Another potential confounding factor in previous as well as the present studies is recruitment bias. All studies performed at major tertiary referral centers such as the Mayo Clinic are subject to such bias. Efforts were made to minimize this in the present clinical studies by recruitment of patients from the local community from the community clinics of the Mayo Medical Center. Patients were therefore attending the Mayo Clinic community clinics for primary care when they were recruited for either the Alzheimer disease or control groups of the clinical studies. Nonetheless, other recruitment bias may be introduced in a study such as ours by the failure of affected patients to seek medical care and therefore be unavailable for consideration. In the present study, there is a greater proportion of women than men in the clinical studies, which might be in part a reflection of recruitment bias but also potentially be due to the shorter life span of men than women once Alzheimer disease is diagnosed. Autopsy studies of Alzheimer disease cases and control subjects (for islet amyloid) would be subject to the same ascertainment bias as the ADPR since the cases were in the ADPR until death. In autopsy studies of type 2 diabetes cases versus control subjects for brain amyloid, we sought to minimize deliberate bias by including most recent autopsies in reverse sequence from cases that were appropriate for inclusion for these criteria. People who have an autopsy are of course in themselves a subgroup of the general population, so bias has to be considered.
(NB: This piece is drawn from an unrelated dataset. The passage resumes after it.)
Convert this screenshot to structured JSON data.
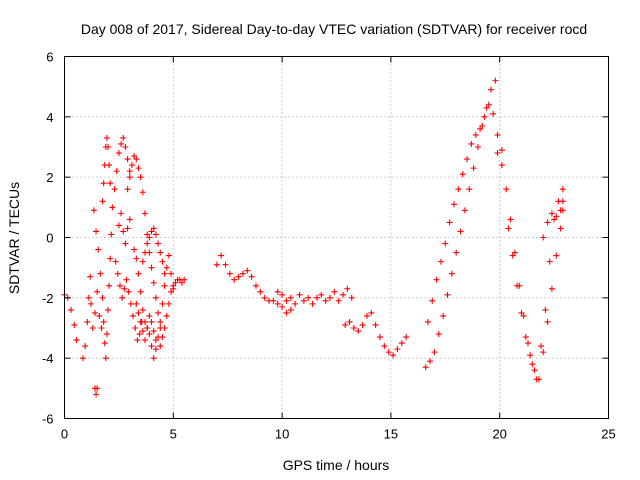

Notwithstanding these limitations, we do have the opportunity of presenting autopsy data from cases that were well characterized in life compared with most autopsy studies.

In conclusion, we report that there is an increased prevalence of both type 2 diabetes and IFG in a community cohort of patients with Alzheimer disease followed in Olmsted County, Rochester, Minnesota. We also report increased islet amyloid in patients with Alzheimer disease compared with control subjects. However, we did not observe an increased frequency of brain amyloid in cases of type 2 diabetes, although in cases of type 2 diabetes that did have brain amyloid, the extent of this amyloid increased with longer duration of diabetes, a correlate that did not extend to the age of patients with type 2 diabetes. Taken together, these clinical and pathological studies support a possible link between the neurodegenerative processes that lead to loss of cortical brain cells in Alzheimer disease and the loss of β-cells in type 2 diabetes.